デメリットには、サーバーの運用や構築を個人で行うため費用がかかる点というが挙げられます。また専用サーバーでも回線が共有されていることがあり、この場合は他のサーバーの回線状況によっては通信の影響を受けます。
VPSサーバーのメリット・デメリット
VPSサーバーのメリットは、仮想サーバーを利用するため、アプリケーションを選択できたり、サーバーの設定を比較的自由に行えたりと、選択肢が広い点です。また仮想サーバーごとに利用できるハードディスク容量が割り当てられるため、専用利用が可能で、他者からの影響を受けにくいというメリットもあります。
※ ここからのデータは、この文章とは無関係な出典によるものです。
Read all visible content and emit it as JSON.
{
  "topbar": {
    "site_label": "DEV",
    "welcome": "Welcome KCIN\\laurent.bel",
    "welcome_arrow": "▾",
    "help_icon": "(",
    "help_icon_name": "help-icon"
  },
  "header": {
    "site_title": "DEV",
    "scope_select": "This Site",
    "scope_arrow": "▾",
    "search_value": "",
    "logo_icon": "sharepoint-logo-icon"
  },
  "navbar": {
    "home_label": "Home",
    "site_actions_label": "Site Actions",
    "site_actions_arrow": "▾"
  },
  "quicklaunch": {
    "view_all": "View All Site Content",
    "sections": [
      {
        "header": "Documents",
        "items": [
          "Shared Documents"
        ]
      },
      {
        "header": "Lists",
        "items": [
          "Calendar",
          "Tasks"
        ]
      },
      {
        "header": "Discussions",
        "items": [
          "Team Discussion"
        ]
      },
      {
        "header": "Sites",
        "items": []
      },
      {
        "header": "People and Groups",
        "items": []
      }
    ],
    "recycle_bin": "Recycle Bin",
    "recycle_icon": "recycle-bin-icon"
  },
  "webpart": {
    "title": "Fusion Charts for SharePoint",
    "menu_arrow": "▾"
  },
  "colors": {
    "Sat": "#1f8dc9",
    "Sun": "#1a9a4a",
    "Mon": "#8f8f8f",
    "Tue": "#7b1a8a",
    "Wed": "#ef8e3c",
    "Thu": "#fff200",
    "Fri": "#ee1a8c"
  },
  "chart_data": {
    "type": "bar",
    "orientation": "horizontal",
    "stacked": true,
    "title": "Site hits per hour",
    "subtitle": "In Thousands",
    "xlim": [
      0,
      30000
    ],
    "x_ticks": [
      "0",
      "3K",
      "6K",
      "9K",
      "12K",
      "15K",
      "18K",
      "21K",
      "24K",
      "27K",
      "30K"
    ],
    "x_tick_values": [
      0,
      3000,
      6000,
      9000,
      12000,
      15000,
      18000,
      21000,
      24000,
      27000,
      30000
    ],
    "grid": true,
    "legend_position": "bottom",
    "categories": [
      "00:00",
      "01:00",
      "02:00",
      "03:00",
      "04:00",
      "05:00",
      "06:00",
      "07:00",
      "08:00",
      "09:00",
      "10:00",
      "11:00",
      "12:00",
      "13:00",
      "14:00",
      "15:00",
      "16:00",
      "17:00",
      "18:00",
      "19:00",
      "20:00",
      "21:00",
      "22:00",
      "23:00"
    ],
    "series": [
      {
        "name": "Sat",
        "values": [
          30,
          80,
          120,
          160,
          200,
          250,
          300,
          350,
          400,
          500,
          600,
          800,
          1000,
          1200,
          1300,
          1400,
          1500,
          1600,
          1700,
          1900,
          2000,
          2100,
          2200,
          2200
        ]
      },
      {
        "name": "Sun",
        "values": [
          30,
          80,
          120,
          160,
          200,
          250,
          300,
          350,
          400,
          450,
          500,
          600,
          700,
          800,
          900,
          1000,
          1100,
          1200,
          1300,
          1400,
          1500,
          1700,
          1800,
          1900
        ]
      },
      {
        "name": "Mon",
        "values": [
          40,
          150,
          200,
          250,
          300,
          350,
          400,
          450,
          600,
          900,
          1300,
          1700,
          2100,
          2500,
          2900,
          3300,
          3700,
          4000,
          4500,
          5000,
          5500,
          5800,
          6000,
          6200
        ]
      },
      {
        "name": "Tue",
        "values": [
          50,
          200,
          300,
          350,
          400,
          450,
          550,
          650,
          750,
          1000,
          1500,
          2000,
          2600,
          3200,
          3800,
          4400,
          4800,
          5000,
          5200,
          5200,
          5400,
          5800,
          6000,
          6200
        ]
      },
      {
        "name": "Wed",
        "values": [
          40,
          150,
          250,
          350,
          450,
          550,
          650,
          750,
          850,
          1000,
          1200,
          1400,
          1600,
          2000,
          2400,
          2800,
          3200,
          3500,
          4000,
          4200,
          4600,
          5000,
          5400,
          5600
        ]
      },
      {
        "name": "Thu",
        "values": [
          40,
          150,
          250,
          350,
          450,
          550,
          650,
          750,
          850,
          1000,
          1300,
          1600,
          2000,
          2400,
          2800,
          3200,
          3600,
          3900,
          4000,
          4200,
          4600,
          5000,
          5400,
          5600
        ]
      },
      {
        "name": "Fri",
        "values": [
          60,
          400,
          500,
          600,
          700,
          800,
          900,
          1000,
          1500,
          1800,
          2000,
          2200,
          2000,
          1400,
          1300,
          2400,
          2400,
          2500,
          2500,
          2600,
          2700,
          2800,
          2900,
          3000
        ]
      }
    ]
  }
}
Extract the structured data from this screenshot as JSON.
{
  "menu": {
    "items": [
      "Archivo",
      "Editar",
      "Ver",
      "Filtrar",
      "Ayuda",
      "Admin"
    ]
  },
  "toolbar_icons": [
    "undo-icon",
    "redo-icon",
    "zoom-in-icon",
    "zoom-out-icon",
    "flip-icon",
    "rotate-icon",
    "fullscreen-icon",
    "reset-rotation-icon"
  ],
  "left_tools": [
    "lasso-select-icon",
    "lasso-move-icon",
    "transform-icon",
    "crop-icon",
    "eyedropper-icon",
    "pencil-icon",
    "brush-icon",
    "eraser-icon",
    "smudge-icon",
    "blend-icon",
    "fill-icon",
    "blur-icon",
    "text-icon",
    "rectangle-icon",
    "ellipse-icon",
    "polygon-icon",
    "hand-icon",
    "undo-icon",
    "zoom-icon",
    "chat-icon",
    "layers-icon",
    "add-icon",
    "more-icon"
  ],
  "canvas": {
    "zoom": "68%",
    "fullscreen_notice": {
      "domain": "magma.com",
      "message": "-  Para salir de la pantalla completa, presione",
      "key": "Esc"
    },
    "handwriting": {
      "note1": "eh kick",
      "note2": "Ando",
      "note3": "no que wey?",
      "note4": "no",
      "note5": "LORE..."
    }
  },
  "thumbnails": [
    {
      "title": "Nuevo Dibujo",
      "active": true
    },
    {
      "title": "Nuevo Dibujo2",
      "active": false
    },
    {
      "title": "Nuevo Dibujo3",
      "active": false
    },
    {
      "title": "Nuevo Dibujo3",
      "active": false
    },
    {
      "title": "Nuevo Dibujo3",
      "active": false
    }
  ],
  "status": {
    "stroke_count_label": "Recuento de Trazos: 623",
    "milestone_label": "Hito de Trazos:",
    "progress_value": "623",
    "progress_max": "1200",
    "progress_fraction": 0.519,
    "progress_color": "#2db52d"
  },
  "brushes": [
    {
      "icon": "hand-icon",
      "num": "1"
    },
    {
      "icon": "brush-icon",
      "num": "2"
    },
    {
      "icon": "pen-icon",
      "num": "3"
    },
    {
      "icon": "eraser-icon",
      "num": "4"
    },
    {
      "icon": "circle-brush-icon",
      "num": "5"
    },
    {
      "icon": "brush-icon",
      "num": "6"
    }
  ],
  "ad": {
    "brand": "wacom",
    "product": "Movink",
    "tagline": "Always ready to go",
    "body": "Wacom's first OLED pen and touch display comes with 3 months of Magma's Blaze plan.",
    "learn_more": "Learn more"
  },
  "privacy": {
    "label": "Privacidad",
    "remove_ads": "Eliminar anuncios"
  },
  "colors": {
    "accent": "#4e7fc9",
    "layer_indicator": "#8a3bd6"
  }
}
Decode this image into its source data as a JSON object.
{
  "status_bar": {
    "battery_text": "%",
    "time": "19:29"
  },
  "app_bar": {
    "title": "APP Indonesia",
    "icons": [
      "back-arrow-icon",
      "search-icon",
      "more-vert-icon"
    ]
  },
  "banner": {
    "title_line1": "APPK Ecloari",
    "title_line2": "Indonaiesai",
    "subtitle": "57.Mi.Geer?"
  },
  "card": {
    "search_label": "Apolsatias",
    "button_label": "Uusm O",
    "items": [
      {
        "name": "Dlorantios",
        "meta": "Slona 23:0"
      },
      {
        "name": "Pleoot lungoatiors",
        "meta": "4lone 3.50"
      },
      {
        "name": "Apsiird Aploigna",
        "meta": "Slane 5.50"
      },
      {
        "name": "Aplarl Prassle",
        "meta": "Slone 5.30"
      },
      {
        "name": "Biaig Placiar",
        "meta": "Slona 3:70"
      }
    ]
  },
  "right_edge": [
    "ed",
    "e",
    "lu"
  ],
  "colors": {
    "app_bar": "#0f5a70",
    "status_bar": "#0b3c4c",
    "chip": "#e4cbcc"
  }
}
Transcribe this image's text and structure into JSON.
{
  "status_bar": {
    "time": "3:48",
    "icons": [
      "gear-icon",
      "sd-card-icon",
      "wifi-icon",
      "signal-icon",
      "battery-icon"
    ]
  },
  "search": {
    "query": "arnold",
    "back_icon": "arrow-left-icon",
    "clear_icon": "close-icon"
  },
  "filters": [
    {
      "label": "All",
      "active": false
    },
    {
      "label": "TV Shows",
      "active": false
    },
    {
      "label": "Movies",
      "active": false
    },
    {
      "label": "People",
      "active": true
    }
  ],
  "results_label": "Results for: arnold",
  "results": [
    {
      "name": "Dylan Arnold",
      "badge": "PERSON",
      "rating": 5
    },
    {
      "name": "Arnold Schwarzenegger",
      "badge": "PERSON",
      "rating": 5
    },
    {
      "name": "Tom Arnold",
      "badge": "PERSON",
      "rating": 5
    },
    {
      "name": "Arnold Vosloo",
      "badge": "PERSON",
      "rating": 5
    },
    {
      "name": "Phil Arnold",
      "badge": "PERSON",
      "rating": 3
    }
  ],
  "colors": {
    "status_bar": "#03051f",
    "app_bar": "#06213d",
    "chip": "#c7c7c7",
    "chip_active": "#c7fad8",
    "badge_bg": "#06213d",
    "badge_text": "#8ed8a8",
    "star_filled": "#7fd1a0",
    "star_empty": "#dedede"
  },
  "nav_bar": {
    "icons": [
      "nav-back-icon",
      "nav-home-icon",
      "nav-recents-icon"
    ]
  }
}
一方で仮想サーバーの構築や設定、運用を個人で行う必要がある点はデメリットといえます。導入時や運用コスト、手間がかかるという点も挙げられます。
クラウドサーバーのメリット・デメリット
クラウドサーバーのメリットには、CPUやメモリなどを拡張・縮小できるため、自由度が高い点が挙げられます。サービスによっては、アクセス負荷が上がった時に自動的にスペックを上げる機能もあるため、サーバーダウンによって機能不全になることを防げます。
一方のデメリットは、やはり費用が高額になる点。従量制のため、大きな処理や通信が増えた場合には料金が高額になります。計画が立てづらい点もデメリットでしょう。
アクセス数などに準じて適切なプラン・サーバーを選択
それぞれのサーバーについて紹介しました。各サーバーにはメリット・デメリットがあり、その特徴も様々。適切なサーバーを選ばなければ、サーバーダウンに繋がったり、管理コストが負担になったりと障害があります。
ただ、コーポレートサイトではレンタルサーバーで問題ありません。企業向けに様々なプランが出ているため、アクセス数などに準じて適切なプラン・サーバーを選択しましょう。